In the study by Ohno et al,[25] although HOT showed no statistical difference in the control group when it was administered
after the conventional treatment, this was mostly due to the late administration (more
than 4 weeks after the onset of ISSNHL). Therefore, we recommend the early and simultaneous
administration of HOT with other clinically approved drugs. Similarly, there are many
studies that showed better hearing outcomes with HOT if the therapy is administered
along with the onset of the symptoms.[16]
[18]
[20]
[21]
[22]
[26]
In many studies,[25]
[27]
[28] HOT was administered as a salvage treatment after an ineffective previous treatment
of ISSNHL, but in the present study we administered it since the beginning of the
treatment in combination with other clinically approved modalities (SSs, ITSI and
antiviral drugs) in patients who presented as soon as the onset of ISSNHL symptoms.

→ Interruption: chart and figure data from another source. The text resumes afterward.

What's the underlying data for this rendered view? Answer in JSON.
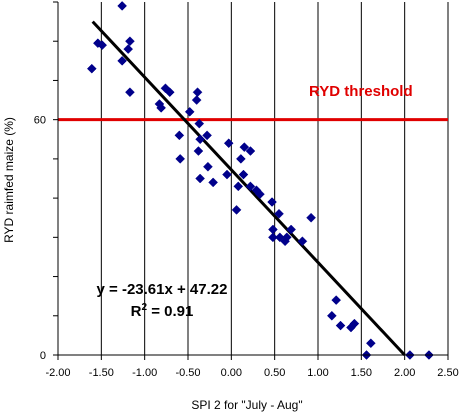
{
  "chart_data": {
    "type": "scatter",
    "title": "",
    "xlabel": "SPI 2 for \"July - Aug\"",
    "ylabel": "RYD raimfed maize (%)",
    "xlim": [
      -2.0,
      2.5
    ],
    "ylim": [
      0,
      90
    ],
    "x_ticks": [
      -2.0,
      -1.5,
      -1.0,
      -0.5,
      0.0,
      0.5,
      1.0,
      1.5,
      2.0,
      2.5
    ],
    "x_tick_labels": [
      "-2.00",
      "-1.50",
      "-1.00",
      "-0.50",
      "0.00",
      "0.50",
      "1.00",
      "1.50",
      "2.00",
      "2.50"
    ],
    "y_ticks": [
      0,
      60
    ],
    "y_tick_labels": [
      "0",
      "60"
    ],
    "grid": "vertical lines",
    "marker_color": "#00008b",
    "series": [
      {
        "points": [
          [
            -1.26,
            89
          ],
          [
            -1.17,
            80
          ],
          [
            -1.19,
            78
          ],
          [
            -1.49,
            79
          ],
          [
            -1.54,
            79.5
          ],
          [
            -1.26,
            75
          ],
          [
            -1.61,
            73
          ],
          [
            -1.17,
            67
          ],
          [
            -0.76,
            68
          ],
          [
            -0.71,
            67
          ],
          [
            -0.83,
            64
          ],
          [
            -0.81,
            63
          ],
          [
            -0.39,
            67
          ],
          [
            -0.4,
            65
          ],
          [
            -0.48,
            62
          ],
          [
            -0.37,
            59
          ],
          [
            -0.6,
            56
          ],
          [
            -0.36,
            55
          ],
          [
            -0.28,
            56
          ],
          [
            -0.59,
            50
          ],
          [
            -0.38,
            52
          ],
          [
            -0.27,
            48
          ],
          [
            -0.36,
            45
          ],
          [
            -0.21,
            44
          ],
          [
            -0.03,
            54
          ],
          [
            0.15,
            53
          ],
          [
            0.22,
            52
          ],
          [
            0.11,
            50
          ],
          [
            0.14,
            46
          ],
          [
            0.22,
            43
          ],
          [
            0.29,
            42
          ],
          [
            -0.05,
            46
          ],
          [
            0.08,
            43
          ],
          [
            0.33,
            41
          ],
          [
            0.06,
            37
          ],
          [
            0.47,
            39
          ],
          [
            0.55,
            36
          ],
          [
            0.56,
            30
          ],
          [
            0.62,
            29
          ],
          [
            0.82,
            29
          ],
          [
            0.69,
            32
          ],
          [
            0.48,
            32
          ],
          [
            0.48,
            30
          ],
          [
            0.92,
            35
          ],
          [
            0.64,
            30
          ],
          [
            1.21,
            14
          ],
          [
            1.16,
            10
          ],
          [
            1.26,
            7.5
          ],
          [
            1.38,
            7
          ],
          [
            1.42,
            8
          ],
          [
            1.56,
            0
          ],
          [
            1.61,
            3
          ],
          [
            2.06,
            0
          ],
          [
            2.28,
            0
          ]
        ]
      }
    ],
    "regression": {
      "slope": -23.61,
      "intercept": 47.22,
      "x_range": [
        -1.6,
        2.0
      ],
      "color": "#000000"
    },
    "threshold": {
      "value": 60,
      "label": "RYD threshold",
      "color": "#e00000"
    },
    "annotations": {
      "equation": "y = -23.61x + 47.22",
      "r2_prefix": "R",
      "r2_sup": "2",
      "r2_suffix": " = 0.91"
    }
  }
}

Although there are some studies[18]
[29]
[30] that report a high incidence of spontaneous recovery rates for ISSNHL, because of
its serious bad influence in the quality of life, we cannot just wait and see, or
treat it with laxity. Therefore, we recommend the management of ISSNHL with all possible
clinically approved methods, including the early administration of HOT. However, further
studies with larger samples are still needed.
The current study found that the combination of HOT with other treatment modalities,
such as SSs, ITSI, and antiviral therapy, showed better results in restoring hearing.
Conclusion
Although the early combined administration of SSs, ITSI, and antiviral therapy significantly
improved the hearing levels of patients with ISSNHL, the combination of HOT with these
treatment modalities showed better results.